A healthy young man standing at a distance of 7m from a 10m high building see a kid slipping from the top floor. With speed (assumed uniform) should he run to catch the kid at the arms height (1.8m)? PLEASE GIVE EXACT ANSWER IN DECIMALS FOR SAME VALUES IF CORRECT I FOLLOW YOU I MARK AS BRAINLEST

Answer 1

Answer:

At point B (i.e. over 1.8 m from ground) the kid should be catched. For kid initial velocity u = 0 Acceleration = 9.8 m/s2 Distance S = 10– 1.8 = 8.2m S = ut + ½ at2 ⇒ 8.2= 0 + ½ (9.8) t2 ⇒ t2 = 2.04 ⇒ t = 1.42. In this time the man has to reach at the bottom of the building.
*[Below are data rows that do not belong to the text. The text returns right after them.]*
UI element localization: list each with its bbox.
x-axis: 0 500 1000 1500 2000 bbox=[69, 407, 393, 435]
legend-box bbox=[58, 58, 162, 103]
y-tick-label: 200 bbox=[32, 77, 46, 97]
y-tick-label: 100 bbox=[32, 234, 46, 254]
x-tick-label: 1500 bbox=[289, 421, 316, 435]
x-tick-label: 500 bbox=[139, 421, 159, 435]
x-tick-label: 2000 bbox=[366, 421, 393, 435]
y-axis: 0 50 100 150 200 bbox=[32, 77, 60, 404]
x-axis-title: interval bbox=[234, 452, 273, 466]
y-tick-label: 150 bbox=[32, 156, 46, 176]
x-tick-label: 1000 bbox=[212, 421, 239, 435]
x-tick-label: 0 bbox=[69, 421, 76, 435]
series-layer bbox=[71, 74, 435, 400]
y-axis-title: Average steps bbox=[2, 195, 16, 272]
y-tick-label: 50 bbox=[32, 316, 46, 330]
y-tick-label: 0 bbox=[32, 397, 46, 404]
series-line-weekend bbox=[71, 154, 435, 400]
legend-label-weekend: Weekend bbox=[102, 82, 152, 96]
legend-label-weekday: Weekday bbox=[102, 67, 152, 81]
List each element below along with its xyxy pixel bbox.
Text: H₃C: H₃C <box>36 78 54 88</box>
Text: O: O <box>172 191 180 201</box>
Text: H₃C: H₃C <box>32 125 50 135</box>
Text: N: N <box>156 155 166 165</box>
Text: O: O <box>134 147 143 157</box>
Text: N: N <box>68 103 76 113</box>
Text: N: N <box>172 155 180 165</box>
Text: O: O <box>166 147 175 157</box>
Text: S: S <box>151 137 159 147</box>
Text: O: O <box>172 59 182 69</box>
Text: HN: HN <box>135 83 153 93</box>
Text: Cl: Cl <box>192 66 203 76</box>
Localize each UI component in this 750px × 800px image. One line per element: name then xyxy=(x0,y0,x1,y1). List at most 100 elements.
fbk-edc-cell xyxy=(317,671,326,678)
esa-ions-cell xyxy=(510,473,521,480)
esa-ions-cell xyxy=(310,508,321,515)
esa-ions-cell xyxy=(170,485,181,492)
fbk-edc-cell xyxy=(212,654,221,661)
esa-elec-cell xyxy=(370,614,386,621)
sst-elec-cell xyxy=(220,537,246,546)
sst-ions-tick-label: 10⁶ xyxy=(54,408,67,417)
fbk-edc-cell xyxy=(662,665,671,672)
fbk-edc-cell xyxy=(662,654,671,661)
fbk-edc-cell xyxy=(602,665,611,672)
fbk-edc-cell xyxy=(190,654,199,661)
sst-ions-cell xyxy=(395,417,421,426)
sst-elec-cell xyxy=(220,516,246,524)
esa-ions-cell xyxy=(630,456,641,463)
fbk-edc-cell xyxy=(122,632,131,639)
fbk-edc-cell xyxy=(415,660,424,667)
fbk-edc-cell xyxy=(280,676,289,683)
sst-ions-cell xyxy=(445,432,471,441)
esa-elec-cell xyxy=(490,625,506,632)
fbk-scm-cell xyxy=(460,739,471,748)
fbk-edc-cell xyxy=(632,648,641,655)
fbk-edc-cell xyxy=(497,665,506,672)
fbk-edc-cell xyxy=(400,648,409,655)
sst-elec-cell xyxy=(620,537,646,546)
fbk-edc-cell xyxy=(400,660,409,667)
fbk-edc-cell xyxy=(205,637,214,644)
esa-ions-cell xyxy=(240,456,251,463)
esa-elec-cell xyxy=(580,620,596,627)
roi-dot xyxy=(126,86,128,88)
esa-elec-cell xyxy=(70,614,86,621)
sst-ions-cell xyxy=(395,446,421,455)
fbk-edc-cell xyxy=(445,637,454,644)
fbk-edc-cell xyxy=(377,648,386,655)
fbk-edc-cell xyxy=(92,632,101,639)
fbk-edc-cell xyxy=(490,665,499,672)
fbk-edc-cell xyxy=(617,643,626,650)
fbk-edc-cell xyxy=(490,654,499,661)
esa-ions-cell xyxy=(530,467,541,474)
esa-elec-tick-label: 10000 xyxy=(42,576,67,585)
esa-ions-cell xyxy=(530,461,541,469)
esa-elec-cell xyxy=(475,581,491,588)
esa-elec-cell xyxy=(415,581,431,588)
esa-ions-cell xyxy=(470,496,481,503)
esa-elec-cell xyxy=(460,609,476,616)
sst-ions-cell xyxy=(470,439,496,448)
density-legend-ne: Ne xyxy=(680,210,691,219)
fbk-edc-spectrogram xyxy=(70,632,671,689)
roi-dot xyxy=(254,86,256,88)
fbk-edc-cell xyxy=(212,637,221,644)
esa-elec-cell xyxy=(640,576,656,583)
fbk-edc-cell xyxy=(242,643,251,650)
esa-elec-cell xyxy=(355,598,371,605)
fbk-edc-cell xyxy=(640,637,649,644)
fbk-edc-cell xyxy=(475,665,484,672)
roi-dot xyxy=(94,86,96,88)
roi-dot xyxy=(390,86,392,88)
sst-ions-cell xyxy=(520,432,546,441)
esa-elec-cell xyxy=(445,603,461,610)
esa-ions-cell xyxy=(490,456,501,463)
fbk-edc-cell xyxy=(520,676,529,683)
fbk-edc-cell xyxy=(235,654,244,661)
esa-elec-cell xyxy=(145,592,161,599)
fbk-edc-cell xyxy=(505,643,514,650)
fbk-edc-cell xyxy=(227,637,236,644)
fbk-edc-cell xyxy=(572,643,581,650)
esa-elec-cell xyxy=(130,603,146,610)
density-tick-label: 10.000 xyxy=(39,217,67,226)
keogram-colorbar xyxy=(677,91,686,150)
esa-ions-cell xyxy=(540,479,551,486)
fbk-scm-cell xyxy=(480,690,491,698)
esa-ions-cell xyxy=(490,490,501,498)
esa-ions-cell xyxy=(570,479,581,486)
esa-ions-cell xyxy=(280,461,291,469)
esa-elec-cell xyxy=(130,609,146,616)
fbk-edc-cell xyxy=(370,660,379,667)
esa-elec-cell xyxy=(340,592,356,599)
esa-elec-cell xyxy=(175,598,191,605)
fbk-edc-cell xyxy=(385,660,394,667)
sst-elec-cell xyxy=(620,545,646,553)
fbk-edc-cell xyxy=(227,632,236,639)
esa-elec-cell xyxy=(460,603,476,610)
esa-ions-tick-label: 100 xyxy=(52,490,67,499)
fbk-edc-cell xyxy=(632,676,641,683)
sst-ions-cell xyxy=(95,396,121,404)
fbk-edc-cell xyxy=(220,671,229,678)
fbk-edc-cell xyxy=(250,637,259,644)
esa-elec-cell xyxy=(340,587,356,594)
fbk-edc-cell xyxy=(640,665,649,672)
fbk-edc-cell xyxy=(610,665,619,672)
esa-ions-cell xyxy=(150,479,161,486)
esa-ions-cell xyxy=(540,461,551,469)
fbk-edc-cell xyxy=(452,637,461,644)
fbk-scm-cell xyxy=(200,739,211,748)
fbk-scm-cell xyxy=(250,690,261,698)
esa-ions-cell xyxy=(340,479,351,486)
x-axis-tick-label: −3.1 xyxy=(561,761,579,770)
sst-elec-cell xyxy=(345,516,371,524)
Velocity s/t = 7/1.42 = 4.9 m/s.

Please mark my answer as brainliest

Answer 2

For the child:-

•Initial velocity=0

•Acceleration due to gravity(g)=9.8m/s²

•Distance(s)=10-1.8=8.2m

Now,by using 2nd equation of motion,when u=0,we get----

=>s=1/2gt²

=>8.2=1/2(9.8)t²

=>8.2=4.9t²

=>t²=8.2/4.9

=>t²=1.67

=>t=1.29s

Now,in this time the man has to reach the bottom of the building.

=>Speed=Distance/time

=>7/1.29

=>5.42m/s

Thus,the man should run with a speed of 5.42m/s to catch the kid.